We see the invasion of Anapopei from the brass-eye view with Raymond Massey as General Cummings. Then we get the foxhole-eye view with a platoon of grunts under Aldo Ray's Sergeant Croft, a man who would as soon whack a dame as he would the enemy. However, Cummings and Croft are cut from the same bolt of jungle greens, sharing the philosophy of making their own men more afraid of them than the Japanese.

Aldo Ray is totally believable. Director Raoul Walsh, according to his biography by Marilyn Ann Ross, reckoned Aldo was drunk most of the time, but his sheer physical presence commanded every scene he was in. Like many in front of and behind the camera, he had been in the real thing; a naval frogman who went in ahead of the landings on Okinawa, no wonder he looked so good in the swimming scenes; Aldo had definitely walked the walk.

As a young guy going to school back when discipline was more stringently applied, I didn't buy that General Cummings took all that back-chat from Lieutenant Hearn, his lippy, disrespectful aide played by Cliff Robertson. If Hearn had tried that with George S Patton he would have had the muzzle of an ivory-handled pistol stuck up his nose. Eventually Cummings punishes him by putting him in charge of Croft's platoon in a patrol over the mountain with a plan to fool the Japanese.

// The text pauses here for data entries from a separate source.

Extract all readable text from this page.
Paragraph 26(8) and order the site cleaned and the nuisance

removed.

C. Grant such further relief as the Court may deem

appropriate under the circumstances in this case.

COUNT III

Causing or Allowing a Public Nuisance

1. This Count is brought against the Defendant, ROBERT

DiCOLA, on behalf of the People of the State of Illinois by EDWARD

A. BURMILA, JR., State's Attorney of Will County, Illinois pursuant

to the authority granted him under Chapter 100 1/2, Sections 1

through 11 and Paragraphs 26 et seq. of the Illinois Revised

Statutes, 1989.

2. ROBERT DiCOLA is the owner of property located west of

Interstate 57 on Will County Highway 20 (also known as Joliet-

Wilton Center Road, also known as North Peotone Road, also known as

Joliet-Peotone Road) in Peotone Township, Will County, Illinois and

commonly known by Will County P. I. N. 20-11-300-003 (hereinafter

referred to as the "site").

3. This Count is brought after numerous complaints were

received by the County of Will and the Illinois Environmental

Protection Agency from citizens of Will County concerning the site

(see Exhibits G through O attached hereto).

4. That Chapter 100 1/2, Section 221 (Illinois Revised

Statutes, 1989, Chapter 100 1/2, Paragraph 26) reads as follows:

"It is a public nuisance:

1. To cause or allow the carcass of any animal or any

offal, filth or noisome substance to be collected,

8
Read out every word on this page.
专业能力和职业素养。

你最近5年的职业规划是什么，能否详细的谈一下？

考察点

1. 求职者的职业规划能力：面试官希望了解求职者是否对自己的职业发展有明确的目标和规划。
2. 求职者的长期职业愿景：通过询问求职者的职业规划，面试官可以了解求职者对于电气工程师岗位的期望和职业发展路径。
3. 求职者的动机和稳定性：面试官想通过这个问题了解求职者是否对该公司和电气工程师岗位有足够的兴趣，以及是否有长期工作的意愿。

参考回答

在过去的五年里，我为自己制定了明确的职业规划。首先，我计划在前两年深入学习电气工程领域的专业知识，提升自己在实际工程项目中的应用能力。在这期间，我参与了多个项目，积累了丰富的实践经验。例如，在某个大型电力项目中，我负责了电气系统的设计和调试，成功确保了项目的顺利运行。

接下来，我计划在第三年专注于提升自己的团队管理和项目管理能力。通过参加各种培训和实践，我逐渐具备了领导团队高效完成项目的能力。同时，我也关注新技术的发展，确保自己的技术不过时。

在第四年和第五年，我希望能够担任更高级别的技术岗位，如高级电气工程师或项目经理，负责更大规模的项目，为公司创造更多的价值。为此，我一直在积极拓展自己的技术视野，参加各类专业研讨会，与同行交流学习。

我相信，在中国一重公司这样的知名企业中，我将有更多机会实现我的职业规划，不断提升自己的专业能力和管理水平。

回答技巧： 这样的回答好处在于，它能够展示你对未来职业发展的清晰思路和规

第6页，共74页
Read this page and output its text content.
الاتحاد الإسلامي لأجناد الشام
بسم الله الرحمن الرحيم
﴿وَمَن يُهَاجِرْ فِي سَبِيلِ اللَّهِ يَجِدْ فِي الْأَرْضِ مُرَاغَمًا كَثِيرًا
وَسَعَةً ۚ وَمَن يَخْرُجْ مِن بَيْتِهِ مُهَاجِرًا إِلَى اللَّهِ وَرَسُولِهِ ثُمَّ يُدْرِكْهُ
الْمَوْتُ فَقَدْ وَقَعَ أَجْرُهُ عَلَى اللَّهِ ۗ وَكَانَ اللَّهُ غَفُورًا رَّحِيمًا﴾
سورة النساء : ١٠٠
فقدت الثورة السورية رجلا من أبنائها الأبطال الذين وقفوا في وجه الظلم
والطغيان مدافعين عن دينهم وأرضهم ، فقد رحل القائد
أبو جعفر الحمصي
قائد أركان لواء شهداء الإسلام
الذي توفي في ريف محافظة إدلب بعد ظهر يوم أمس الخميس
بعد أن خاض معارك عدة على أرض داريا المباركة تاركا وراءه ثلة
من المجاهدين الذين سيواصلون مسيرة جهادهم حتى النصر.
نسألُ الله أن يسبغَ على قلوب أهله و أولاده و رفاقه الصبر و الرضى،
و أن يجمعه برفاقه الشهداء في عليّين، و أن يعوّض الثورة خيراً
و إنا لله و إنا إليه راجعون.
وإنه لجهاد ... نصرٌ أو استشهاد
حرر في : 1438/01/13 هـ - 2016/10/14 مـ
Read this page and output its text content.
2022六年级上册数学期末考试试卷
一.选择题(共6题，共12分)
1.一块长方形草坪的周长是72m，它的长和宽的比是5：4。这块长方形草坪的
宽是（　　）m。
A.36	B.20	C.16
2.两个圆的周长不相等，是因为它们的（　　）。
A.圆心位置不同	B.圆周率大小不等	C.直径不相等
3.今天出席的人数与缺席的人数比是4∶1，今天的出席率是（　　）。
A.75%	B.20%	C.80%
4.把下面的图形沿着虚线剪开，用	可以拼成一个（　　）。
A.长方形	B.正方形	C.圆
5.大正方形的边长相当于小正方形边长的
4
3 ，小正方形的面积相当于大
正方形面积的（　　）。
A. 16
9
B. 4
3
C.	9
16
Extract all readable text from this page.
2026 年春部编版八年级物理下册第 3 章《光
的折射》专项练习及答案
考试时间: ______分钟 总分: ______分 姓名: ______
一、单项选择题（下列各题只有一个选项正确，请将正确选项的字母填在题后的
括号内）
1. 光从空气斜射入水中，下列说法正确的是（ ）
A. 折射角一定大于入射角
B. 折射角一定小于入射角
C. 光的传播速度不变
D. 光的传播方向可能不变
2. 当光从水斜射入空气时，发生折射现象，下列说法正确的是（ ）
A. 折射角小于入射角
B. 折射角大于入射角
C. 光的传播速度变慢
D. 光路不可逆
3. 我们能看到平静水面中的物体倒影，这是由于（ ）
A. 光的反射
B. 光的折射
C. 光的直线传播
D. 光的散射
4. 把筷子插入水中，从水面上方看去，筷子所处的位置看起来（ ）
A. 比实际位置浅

The battle scenes are impressive even if some were borrowed from the much more satisfying "Battle Cry" made a couple of years earlier.

Bernard Herrmann gave the film an ominous, distinctive score. It's not the most memorable war movie score of the 50s, see Hugo Friedhofer for those, but it's unlike any other.

War films of the late 50s, from Hollywood and Britain, had taken on a cynical edge. Now the Allies were portrayed as mean as the enemy. This film was a classic example. There were forces in society that were beginning to react to the traditional view of the military and the establishment that would dominate the 1960s.